L'initiative pour un "service citoyen" va plus loin : étend l'obligation d'un "service citoyen" aux femmes. Comme si leur travail non rémunéré de soins aux proches n’était pas, déjà, un service citoyen... Le Conseil fédéral ne veut pas de cette extension, du moins pas encore. Mais s'il n'en veut pas, ce n'est pas pour des raisons de principe, c'est parce que ça coûterait trop cher. D'ailleurs, "l'économie" aussi s'en inquiète : les absences de personnel féminin qu'elle provoquerait, et qui dureraient plusieurs semaines, voire plusieurs mois, obligeraient les entreprises à les remplacer, et souvent à devoir former ce personnel supplétif. "Les coûts supplémentaires pour l'économie seraient énormes", prévient la Chambre genevoise de commerce, d’industrie et des services. Eh oui, "l'économie", c'est des gens qui travaillent, pas une abstraction financière... Cependant, le gouvernement aimerait bien que plus de femmes s'engagent volontairement dans l'armée -et du coup, à défaut d'une obligation de servir, il prévoit d'imposer une obligation de s'informer : les femmes seraient tenues de participer à la journée d'information sur l'armée (et le peuple devra acquiescer, puisque il faudra modifier la Constitution), à laquelle seules 1200 femmes assistent. actuellement. La Conseillère fédérale Viola Amherd avait pour objectif une armée composée de 10 % de femmes (d'autres pensent qu'il faudrait former des unités totalement féminines), or on est loin : à moins de 2 %. Parce que l'armée reste un milieu d'hommes, dégoulinant de machisme, de sexisme, de masculinisme, de discriminations (et souvent aussi d'homophobie) : en 2024, un rapport sur les violences sexuelles et sexistes au sein de l'armée ne révélait-il pas que 80 % des personnes sondées disaient en avoir été victimes.
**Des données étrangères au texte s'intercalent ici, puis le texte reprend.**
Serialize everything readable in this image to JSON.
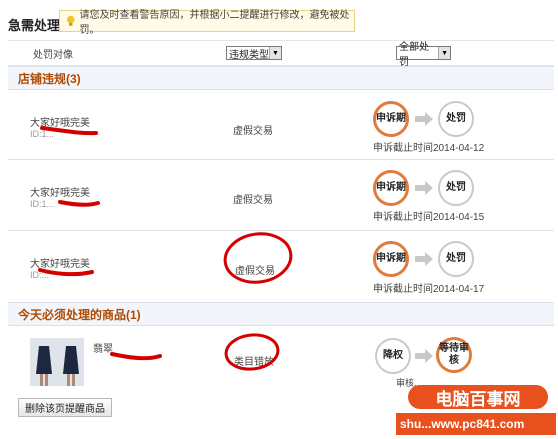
{
  "page": {
    "title": "急需处理",
    "notice": "请您及时查看警告原因，并根据小二提醒进行修改，避免被处罚。"
  },
  "filters": {
    "target_label": "处罚对像",
    "type_select": "违规类型",
    "status_select": "全部处罚"
  },
  "shop_section": {
    "heading": "店铺违规(3)",
    "rows": [
      {
        "shop": "大家好哦完美",
        "id": "ID:1...",
        "violation": "虚假交易",
        "step1": "申诉期",
        "step2": "处罚",
        "deadline": "申诉截止时间2014-04-12"
      },
      {
        "shop": "大家好哦完美",
        "id": "ID:1...",
        "violation": "虚假交易",
        "step1": "申诉期",
        "step2": "处罚",
        "deadline": "申诉截止时间2014-04-15"
      },
      {
        "shop": "大家好哦完美",
        "id": "ID:...",
        "violation": "虚假交易",
        "step1": "申诉期",
        "step2": "处罚",
        "deadline": "申诉截止时间2014-04-17"
      }
    ]
  },
  "goods_section": {
    "heading": "今天必须处理的商品(1)",
    "rows": [
      {
        "name": "翡翠",
        "violation": "类目错放",
        "step1": "降权",
        "step2": "等待审核",
        "deadline": "审核..."
      }
    ]
  },
  "footer": {
    "delete_button": "删除该页提醒商品"
  },
  "watermark": {
    "line1": "电脑百事网",
    "line2": "shu...www.pc841.com"
  },
  "colors": {
    "accent": "#e07b3c",
    "section_text": "#b04a00",
    "scribble": "#d40000"
  }
}
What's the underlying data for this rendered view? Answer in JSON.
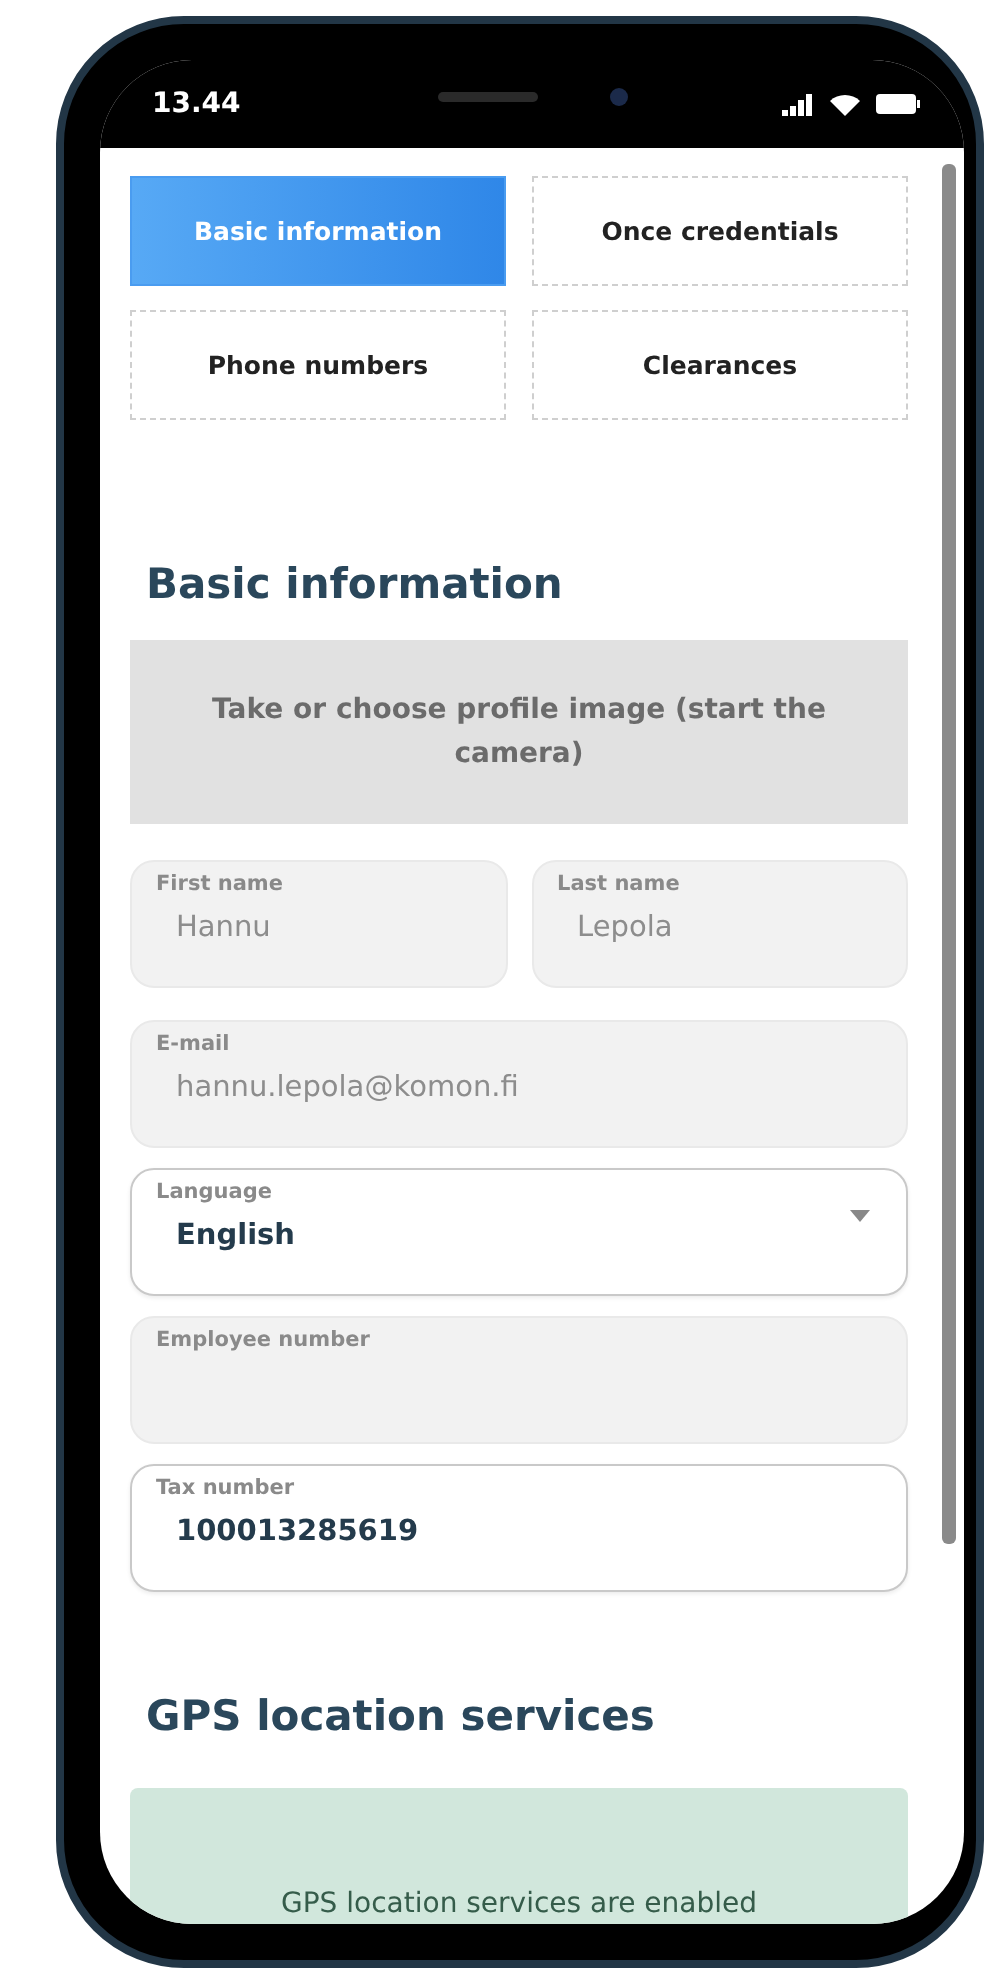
{
  "status_bar": {
    "time": "13.44"
  },
  "tabs": [
    {
      "label": "Basic information",
      "selected": true
    },
    {
      "label": "Once credentials",
      "selected": false
    },
    {
      "label": "Phone numbers",
      "selected": false
    },
    {
      "label": "Clearances",
      "selected": false
    }
  ],
  "basic_information": {
    "heading": "Basic information",
    "profile_image_button": "Take or choose profile image (start the camera)",
    "name_fields": [
      {
        "label": "First name",
        "value": "Hannu",
        "disabled": true,
        "kind": "text"
      },
      {
        "label": "Last name",
        "value": "Lepola",
        "disabled": true,
        "kind": "text"
      }
    ],
    "fields": [
      {
        "label": "E-mail",
        "value": "hannu.lepola@komon.fi",
        "disabled": true,
        "kind": "text"
      },
      {
        "label": "Language",
        "value": "English",
        "disabled": false,
        "kind": "select"
      },
      {
        "label": "Employee number",
        "disabled": true,
        "kind": "text"
      },
      {
        "label": "Tax number",
        "value": "100013285619",
        "disabled": false,
        "kind": "text"
      }
    ]
  },
  "gps": {
    "heading": "GPS location services",
    "status": "GPS location services are enabled"
  }
}
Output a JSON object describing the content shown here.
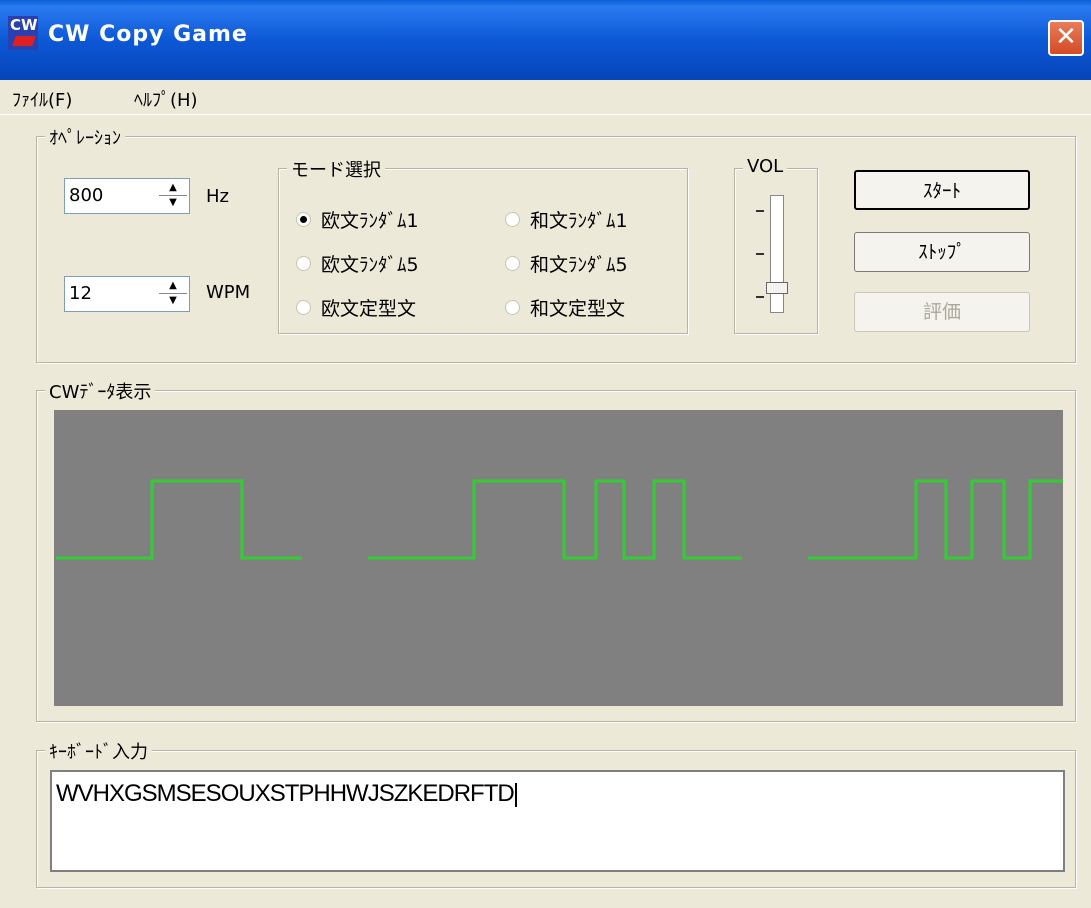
{
  "window": {
    "title": "CW Copy Game",
    "icon_label": "CW",
    "close_glyph": "✕"
  },
  "menu": [
    {
      "label": "ﾌｧｲﾙ(F)"
    },
    {
      "label": "ﾍﾙﾌﾟ(H)"
    }
  ],
  "operation": {
    "group_label": "ｵﾍﾟﾚｰｼｮﾝ",
    "frequency": {
      "value": "800",
      "unit": "Hz"
    },
    "speed": {
      "value": "12",
      "unit": "WPM"
    }
  },
  "mode": {
    "group_label": "モード選択",
    "options": [
      {
        "label": "欧文ﾗﾝﾀﾞﾑ1",
        "selected": true
      },
      {
        "label": "欧文ﾗﾝﾀﾞﾑ5",
        "selected": false
      },
      {
        "label": "欧文定型文",
        "selected": false
      },
      {
        "label": "和文ﾗﾝﾀﾞﾑ1",
        "selected": false
      },
      {
        "label": "和文ﾗﾝﾀﾞﾑ5",
        "selected": false
      },
      {
        "label": "和文定型文",
        "selected": false
      }
    ]
  },
  "volume": {
    "group_label": "VOL",
    "level": 0.15
  },
  "buttons": {
    "start": "ｽﾀｰﾄ",
    "stop": "ｽﾄｯﾌﾟ",
    "evaluate": "評価"
  },
  "cw_display": {
    "group_label": "CWﾃﾞｰﾀ表示",
    "background": "#808080",
    "signal_color": "#33cc33"
  },
  "keyboard_input": {
    "group_label": "ｷｰﾎﾞｰﾄﾞ入力",
    "value": "WVHXGSMSESOUXSTPHHWJSZKEDRFTD"
  },
  "colors": {
    "titlebar": "#0a5fd8",
    "window_bg": "#ece9d8",
    "close_button": "#d44a26"
  }
}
Dans la "Julie", le Secrétaire général du Centre -Genève attribue à l'initiative pour un "service citoyen" la vertu de "redonner du sens à l'engagement". En le rendant obligatoire ? Comme si les Suisses, et surtout les Suissesses, et jeunes puisque ce sont ils et elles qui sont concernée.s, avaient attendu qu'on leur en donne l'ordre pour "s'engager". Le Service civil, que le gouvernement veut rendre plus difficilement accessible (un référendum est lancé contre cette tentative) parce que trop de jeunes hommes le préfèrent au service militaire, est d'ailleurs lui-même un moment d'engagement citoyen : plutôt que l'attaquer, il vaudrait mieux le renforcer plutôt que bidouiller un "service citoyen" obligatoire.